Zerbrechlich ist das erste Wort, das mir einfällt, als ich sie sehe. Sie wirkt fragil, wie sie mit angezogenen Beinen dasitzt, eine schlanke Gestalt auf dem grossen Luxussofa im grossen Luxushotel. Wir treffen uns im «Shangri-La» in Paris, genau beobachtet von ihrem PR-Manager, der mit gespitzten Ohren zuhört. Aufpasst, dass ich die richtigen Fragen stelle. Und sie die richtigen Antworten gibt. Heute wird das neue Parfum von Lancôme präsentiert – Idôle, die erste Duftlancierung seit sieben Jahren. Mit einem Flakon in iPhone-Form perfekt ausgerichtet auf die Generation Z. It’s a big deal, genau wie Zendaya. Mit ihr soll der Duft zum Bestseller werden, so wie damals «La Vie est Belle» mit Julia Roberts.
«No pressure», sagt die 22-Jährige schmunzelnd, auf die Riege von alten Schauspielhasen angesprochen, die seit Jahren für die französische Beautymarke vor die Kamera springen: Kate Winslet, Penélope Cruz und – eben – Julia Roberts. Zendaya mag die Jüngste der Botschafterinnen sein.

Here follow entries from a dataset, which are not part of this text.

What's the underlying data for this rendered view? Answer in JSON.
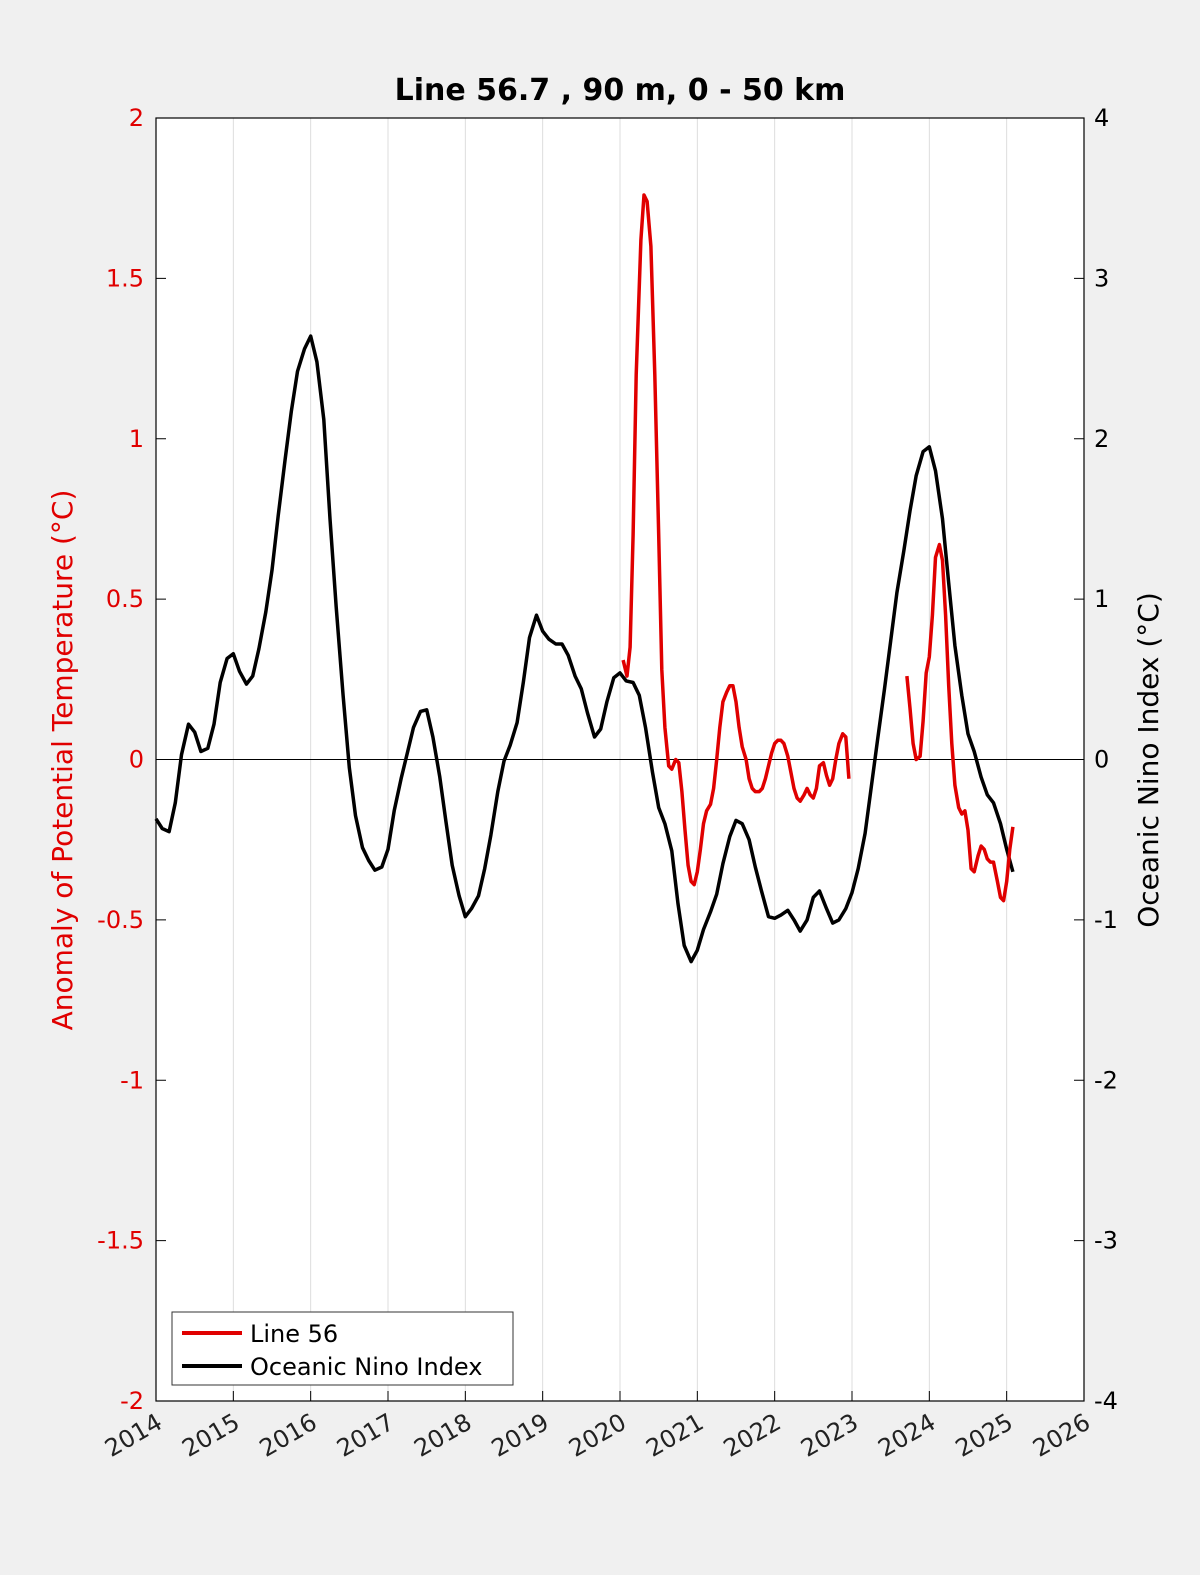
{
  "chart_data": {
    "type": "line",
    "title": "Line 56.7 , 90 m, 0 - 50 km",
    "ylabel_left": "Anomaly of Potential Temperature (°C)",
    "ylabel_right": "Oceanic Nino Index (°C)",
    "xlabel": "",
    "xlim": [
      2014,
      2026
    ],
    "ylim_left": [
      -2,
      2
    ],
    "ylim_right": [
      -4,
      4
    ],
    "x_ticks": [
      "2014",
      "2015",
      "2016",
      "2017",
      "2018",
      "2019",
      "2020",
      "2021",
      "2022",
      "2023",
      "2024",
      "2025",
      "2026"
    ],
    "y_ticks_left": [
      "2",
      "1.5",
      "1",
      "0.5",
      "0",
      "-0.5",
      "-1",
      "-1.5",
      "-2"
    ],
    "y_ticks_right": [
      "4",
      "3",
      "2",
      "1",
      "0",
      "-1",
      "-2",
      "-3",
      "-4"
    ],
    "grid_x": true,
    "legend_position": "bottom-left",
    "colors": {
      "line56": "#e00000",
      "oni": "#000000",
      "axes": "#000000",
      "grid": "#dddddd"
    },
    "series": [
      {
        "name": "Line 56",
        "axis": "left",
        "segments": [
          [
            [
              2020.04,
              0.31
            ],
            [
              2020.09,
              0.26
            ],
            [
              2020.13,
              0.35
            ],
            [
              2020.17,
              0.7
            ],
            [
              2020.21,
              1.2
            ],
            [
              2020.27,
              1.62
            ],
            [
              2020.31,
              1.76
            ],
            [
              2020.35,
              1.74
            ],
            [
              2020.4,
              1.6
            ],
            [
              2020.45,
              1.2
            ],
            [
              2020.5,
              0.7
            ],
            [
              2020.54,
              0.28
            ],
            [
              2020.58,
              0.1
            ],
            [
              2020.63,
              -0.02
            ],
            [
              2020.67,
              -0.03
            ],
            [
              2020.72,
              0.0
            ],
            [
              2020.76,
              -0.01
            ],
            [
              2020.8,
              -0.1
            ],
            [
              2020.84,
              -0.22
            ],
            [
              2020.88,
              -0.33
            ],
            [
              2020.92,
              -0.38
            ],
            [
              2020.96,
              -0.39
            ],
            [
              2021.0,
              -0.35
            ],
            [
              2021.04,
              -0.28
            ],
            [
              2021.08,
              -0.2
            ],
            [
              2021.12,
              -0.16
            ],
            [
              2021.17,
              -0.14
            ],
            [
              2021.21,
              -0.09
            ],
            [
              2021.25,
              0.0
            ],
            [
              2021.29,
              0.1
            ],
            [
              2021.33,
              0.18
            ],
            [
              2021.38,
              0.21
            ],
            [
              2021.42,
              0.23
            ],
            [
              2021.46,
              0.23
            ],
            [
              2021.5,
              0.18
            ],
            [
              2021.54,
              0.1
            ],
            [
              2021.58,
              0.04
            ],
            [
              2021.63,
              0.0
            ],
            [
              2021.67,
              -0.06
            ],
            [
              2021.71,
              -0.09
            ],
            [
              2021.75,
              -0.1
            ],
            [
              2021.8,
              -0.1
            ],
            [
              2021.84,
              -0.09
            ],
            [
              2021.88,
              -0.06
            ],
            [
              2021.92,
              -0.02
            ],
            [
              2021.96,
              0.02
            ],
            [
              2022.0,
              0.05
            ],
            [
              2022.04,
              0.06
            ],
            [
              2022.08,
              0.06
            ],
            [
              2022.12,
              0.05
            ],
            [
              2022.17,
              0.01
            ],
            [
              2022.21,
              -0.04
            ],
            [
              2022.25,
              -0.09
            ],
            [
              2022.29,
              -0.12
            ],
            [
              2022.33,
              -0.13
            ],
            [
              2022.38,
              -0.11
            ],
            [
              2022.42,
              -0.09
            ],
            [
              2022.46,
              -0.11
            ],
            [
              2022.5,
              -0.12
            ],
            [
              2022.54,
              -0.09
            ],
            [
              2022.58,
              -0.02
            ],
            [
              2022.63,
              -0.01
            ],
            [
              2022.67,
              -0.05
            ],
            [
              2022.71,
              -0.08
            ],
            [
              2022.75,
              -0.06
            ],
            [
              2022.79,
              0.0
            ],
            [
              2022.83,
              0.05
            ],
            [
              2022.88,
              0.08
            ],
            [
              2022.92,
              0.07
            ],
            [
              2022.96,
              -0.06
            ]
          ],
          [
            [
              2023.71,
              0.26
            ],
            [
              2023.75,
              0.16
            ],
            [
              2023.79,
              0.05
            ],
            [
              2023.83,
              0.0
            ],
            [
              2023.88,
              0.01
            ],
            [
              2023.92,
              0.12
            ],
            [
              2023.96,
              0.27
            ],
            [
              2024.0,
              0.32
            ],
            [
              2024.04,
              0.45
            ],
            [
              2024.08,
              0.63
            ],
            [
              2024.13,
              0.67
            ],
            [
              2024.17,
              0.62
            ],
            [
              2024.21,
              0.45
            ],
            [
              2024.25,
              0.23
            ],
            [
              2024.29,
              0.05
            ],
            [
              2024.33,
              -0.08
            ],
            [
              2024.38,
              -0.15
            ],
            [
              2024.42,
              -0.17
            ],
            [
              2024.46,
              -0.16
            ],
            [
              2024.5,
              -0.22
            ],
            [
              2024.54,
              -0.34
            ],
            [
              2024.58,
              -0.35
            ],
            [
              2024.63,
              -0.3
            ],
            [
              2024.67,
              -0.27
            ],
            [
              2024.71,
              -0.28
            ],
            [
              2024.75,
              -0.31
            ],
            [
              2024.79,
              -0.32
            ],
            [
              2024.83,
              -0.32
            ],
            [
              2024.88,
              -0.38
            ],
            [
              2024.92,
              -0.43
            ],
            [
              2024.96,
              -0.44
            ],
            [
              2025.0,
              -0.38
            ],
            [
              2025.04,
              -0.28
            ],
            [
              2025.08,
              -0.21
            ]
          ]
        ]
      },
      {
        "name": "Oceanic Nino Index",
        "axis": "right",
        "points": [
          [
            2014.0,
            -0.37
          ],
          [
            2014.08,
            -0.43
          ],
          [
            2014.17,
            -0.45
          ],
          [
            2014.25,
            -0.27
          ],
          [
            2014.33,
            0.03
          ],
          [
            2014.42,
            0.22
          ],
          [
            2014.5,
            0.17
          ],
          [
            2014.58,
            0.05
          ],
          [
            2014.67,
            0.07
          ],
          [
            2014.75,
            0.22
          ],
          [
            2014.83,
            0.48
          ],
          [
            2014.92,
            0.63
          ],
          [
            2015.0,
            0.66
          ],
          [
            2015.08,
            0.55
          ],
          [
            2015.17,
            0.47
          ],
          [
            2015.25,
            0.52
          ],
          [
            2015.33,
            0.69
          ],
          [
            2015.42,
            0.92
          ],
          [
            2015.5,
            1.18
          ],
          [
            2015.58,
            1.52
          ],
          [
            2015.67,
            1.87
          ],
          [
            2015.75,
            2.17
          ],
          [
            2015.83,
            2.42
          ],
          [
            2015.92,
            2.56
          ],
          [
            2016.0,
            2.64
          ],
          [
            2016.08,
            2.48
          ],
          [
            2016.17,
            2.12
          ],
          [
            2016.25,
            1.5
          ],
          [
            2016.33,
            0.95
          ],
          [
            2016.42,
            0.4
          ],
          [
            2016.5,
            -0.05
          ],
          [
            2016.58,
            -0.35
          ],
          [
            2016.67,
            -0.55
          ],
          [
            2016.75,
            -0.63
          ],
          [
            2016.83,
            -0.69
          ],
          [
            2016.92,
            -0.67
          ],
          [
            2017.0,
            -0.56
          ],
          [
            2017.08,
            -0.32
          ],
          [
            2017.17,
            -0.12
          ],
          [
            2017.25,
            0.04
          ],
          [
            2017.33,
            0.2
          ],
          [
            2017.42,
            0.3
          ],
          [
            2017.5,
            0.31
          ],
          [
            2017.58,
            0.14
          ],
          [
            2017.67,
            -0.11
          ],
          [
            2017.75,
            -0.39
          ],
          [
            2017.83,
            -0.66
          ],
          [
            2017.92,
            -0.85
          ],
          [
            2018.0,
            -0.98
          ],
          [
            2018.08,
            -0.93
          ],
          [
            2018.17,
            -0.85
          ],
          [
            2018.25,
            -0.68
          ],
          [
            2018.33,
            -0.47
          ],
          [
            2018.42,
            -0.2
          ],
          [
            2018.5,
            -0.01
          ],
          [
            2018.58,
            0.09
          ],
          [
            2018.67,
            0.23
          ],
          [
            2018.75,
            0.48
          ],
          [
            2018.83,
            0.76
          ],
          [
            2018.92,
            0.9
          ],
          [
            2019.0,
            0.8
          ],
          [
            2019.08,
            0.75
          ],
          [
            2019.17,
            0.72
          ],
          [
            2019.25,
            0.72
          ],
          [
            2019.33,
            0.65
          ],
          [
            2019.42,
            0.52
          ],
          [
            2019.5,
            0.44
          ],
          [
            2019.58,
            0.29
          ],
          [
            2019.67,
            0.14
          ],
          [
            2019.75,
            0.19
          ],
          [
            2019.83,
            0.36
          ],
          [
            2019.92,
            0.51
          ],
          [
            2020.0,
            0.54
          ],
          [
            2020.08,
            0.49
          ],
          [
            2020.17,
            0.48
          ],
          [
            2020.25,
            0.4
          ],
          [
            2020.33,
            0.2
          ],
          [
            2020.42,
            -0.08
          ],
          [
            2020.5,
            -0.3
          ],
          [
            2020.58,
            -0.4
          ],
          [
            2020.67,
            -0.57
          ],
          [
            2020.75,
            -0.9
          ],
          [
            2020.83,
            -1.16
          ],
          [
            2020.92,
            -1.26
          ],
          [
            2021.0,
            -1.19
          ],
          [
            2021.08,
            -1.06
          ],
          [
            2021.17,
            -0.95
          ],
          [
            2021.25,
            -0.84
          ],
          [
            2021.33,
            -0.65
          ],
          [
            2021.42,
            -0.48
          ],
          [
            2021.5,
            -0.38
          ],
          [
            2021.58,
            -0.4
          ],
          [
            2021.67,
            -0.5
          ],
          [
            2021.75,
            -0.67
          ],
          [
            2021.83,
            -0.82
          ],
          [
            2021.92,
            -0.98
          ],
          [
            2022.0,
            -0.99
          ],
          [
            2022.08,
            -0.97
          ],
          [
            2022.17,
            -0.94
          ],
          [
            2022.25,
            -1.0
          ],
          [
            2022.33,
            -1.07
          ],
          [
            2022.42,
            -1.0
          ],
          [
            2022.5,
            -0.86
          ],
          [
            2022.58,
            -0.82
          ],
          [
            2022.67,
            -0.93
          ],
          [
            2022.75,
            -1.02
          ],
          [
            2022.83,
            -1.0
          ],
          [
            2022.92,
            -0.93
          ],
          [
            2023.0,
            -0.83
          ],
          [
            2023.08,
            -0.68
          ],
          [
            2023.17,
            -0.46
          ],
          [
            2023.25,
            -0.17
          ],
          [
            2023.33,
            0.12
          ],
          [
            2023.42,
            0.44
          ],
          [
            2023.5,
            0.74
          ],
          [
            2023.58,
            1.04
          ],
          [
            2023.67,
            1.3
          ],
          [
            2023.75,
            1.55
          ],
          [
            2023.83,
            1.77
          ],
          [
            2023.92,
            1.92
          ],
          [
            2024.0,
            1.95
          ],
          [
            2024.08,
            1.8
          ],
          [
            2024.17,
            1.5
          ],
          [
            2024.25,
            1.1
          ],
          [
            2024.33,
            0.71
          ],
          [
            2024.42,
            0.4
          ],
          [
            2024.5,
            0.16
          ],
          [
            2024.58,
            0.05
          ],
          [
            2024.67,
            -0.11
          ],
          [
            2024.75,
            -0.22
          ],
          [
            2024.83,
            -0.27
          ],
          [
            2024.92,
            -0.4
          ],
          [
            2025.0,
            -0.56
          ],
          [
            2025.08,
            -0.7
          ]
        ]
      }
    ]
  }
}
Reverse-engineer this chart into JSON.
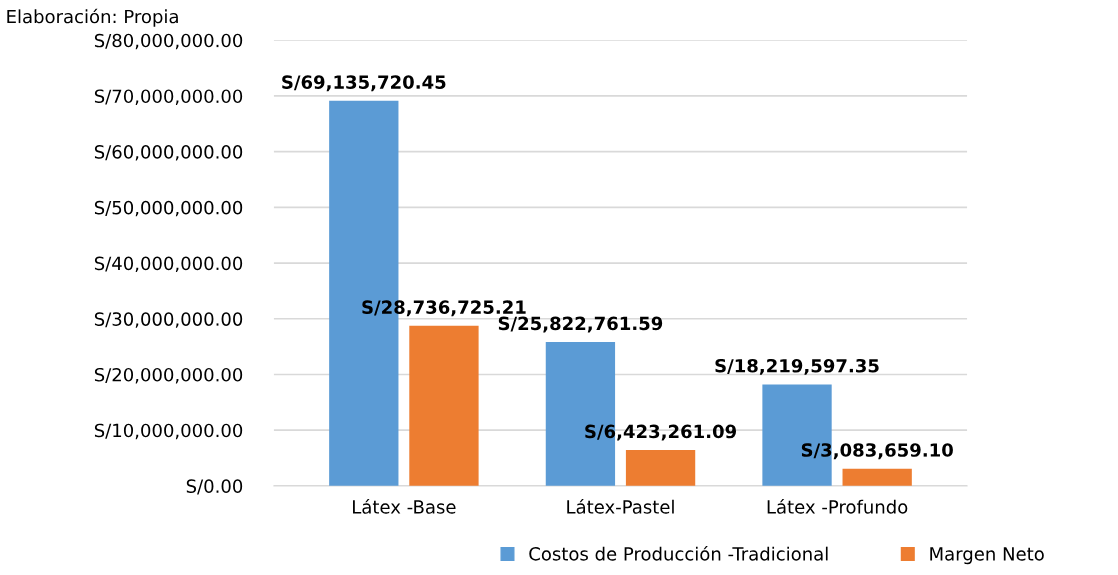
{
  "chart_data": {
    "type": "bar",
    "annotations": [
      "Elaboración: Propia"
    ],
    "categories": [
      "Látex -Base",
      "Látex-Pastel",
      "Látex -Profundo"
    ],
    "series": [
      {
        "name": "Costos de Producción -Tradicional",
        "color": "#5b9bd5",
        "values": [
          69135720.45,
          25822761.59,
          18219597.35
        ],
        "value_labels": [
          "S/69,135,720.45",
          "S/25,822,761.59",
          "S/18,219,597.35"
        ]
      },
      {
        "name": "Margen Neto",
        "color": "#ed7d31",
        "values": [
          28736725.21,
          6423261.09,
          3083659.1
        ],
        "value_labels": [
          "S/28,736,725.21",
          "S/6,423,261.09",
          "S/3,083,659.10"
        ]
      }
    ],
    "ylim": [
      0,
      80000000
    ],
    "yticks": [
      {
        "value": 0,
        "label": "S/0.00"
      },
      {
        "value": 10000000,
        "label": "S/10,000,000.00"
      },
      {
        "value": 20000000,
        "label": "S/20,000,000.00"
      },
      {
        "value": 30000000,
        "label": "S/30,000,000.00"
      },
      {
        "value": 40000000,
        "label": "S/40,000,000.00"
      },
      {
        "value": 50000000,
        "label": "S/50,000,000.00"
      },
      {
        "value": 60000000,
        "label": "S/60,000,000.00"
      },
      {
        "value": 70000000,
        "label": "S/70,000,000.00"
      },
      {
        "value": 80000000,
        "label": "S/80,000,000.00"
      }
    ],
    "grid": "y",
    "legend": "bottom"
  }
}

Sie hatte trotzdem genügend Zeit, sich ein dickes Showbusiness-Fell zuzulegen. Wer mit 14 Jahren zum Disney-Star wird, ist mit 22 ein Vollprofi.
Disney? Yep.
Die amerikanische TV- Maschinerie spuckt über zwanzig Jahre nach Britney Spears und Justin Timberlake tatsächlich immer noch Kinderstars aus. Im Gegensatz zu den beiden begann Zendayas Karriere nicht im «Mickey Mouse Club», sondern am Set von «Shake It Up», einer Sitcom über zwei tanzende beste Freundinnen. Das war 2010. Das Jahr, als Instagram online ging. Die App, die wenig später Industrien, Karrieren und Machtverhältnisse verändern sollte. Like um Like, Follower um Follower.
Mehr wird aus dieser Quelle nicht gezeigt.